AMG’s Performance Media system, with its live 0-60mph data mode, made it possible to watch as, run after run, the C 63 got quicker. On run one – according to the onboard data system – the car launched to 60mph in 4.3sec; on run four it did 3.9sec. Our data logger recorded a 4.0sec two-way average for the car – exceptional speed for something weighing almost 1.8 tonnes. By 100mph, the Merc had dropped off 911 GT3 RS pace – if only slightly – but had also proved itself a true performance heavyweight.

AMG’s latest 5.5-litre biturbo V8 would probably close the accelerative gap to the Porsche thanks to its enormous torque, but it isn’t the equal of the C 63’s atmospheric V8 in any other meaningful way. Not on aural character, throttle response or even flexibility, really. On track, the freedom to rev beyond 7000rpm can be every bit as advantageous as 550lb ft of unexpurgated wallop, and unerring precision in the relationship between the accelerator’s position and power at the rear wheels is not to be sniffed at, either. The Black Series provides both.

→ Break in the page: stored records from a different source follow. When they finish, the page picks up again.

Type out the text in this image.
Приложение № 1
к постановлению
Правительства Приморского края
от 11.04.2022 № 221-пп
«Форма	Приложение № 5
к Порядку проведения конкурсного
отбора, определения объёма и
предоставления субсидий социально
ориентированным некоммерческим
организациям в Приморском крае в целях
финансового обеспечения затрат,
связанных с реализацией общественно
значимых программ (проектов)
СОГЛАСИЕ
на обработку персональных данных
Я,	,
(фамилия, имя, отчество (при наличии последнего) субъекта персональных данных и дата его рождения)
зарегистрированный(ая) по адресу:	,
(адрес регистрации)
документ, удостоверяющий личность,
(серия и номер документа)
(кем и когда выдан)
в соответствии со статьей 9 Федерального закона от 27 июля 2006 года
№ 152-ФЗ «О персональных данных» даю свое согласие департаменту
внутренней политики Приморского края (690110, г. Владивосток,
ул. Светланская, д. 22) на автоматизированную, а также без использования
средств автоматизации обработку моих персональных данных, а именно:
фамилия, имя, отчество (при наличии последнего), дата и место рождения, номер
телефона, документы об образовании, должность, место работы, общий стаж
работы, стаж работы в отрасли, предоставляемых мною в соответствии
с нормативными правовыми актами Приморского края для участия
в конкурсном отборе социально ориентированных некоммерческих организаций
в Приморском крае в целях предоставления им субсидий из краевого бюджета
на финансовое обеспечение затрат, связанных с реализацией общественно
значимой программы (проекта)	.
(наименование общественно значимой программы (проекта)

Even more amazing is how well mannered and easy-going the car can be on the road. Here, the wet clutch in the transmission does an uncanny impression of a torque converter, and that otherwise bellowing V8 quietens its performance considerably. There’s still a bit of tyre roar to contend with, but not enough to put much of a dent in what are incredible touring manners, which make most cars at this performance level seem like stripped-out ‘tin-top’ racers.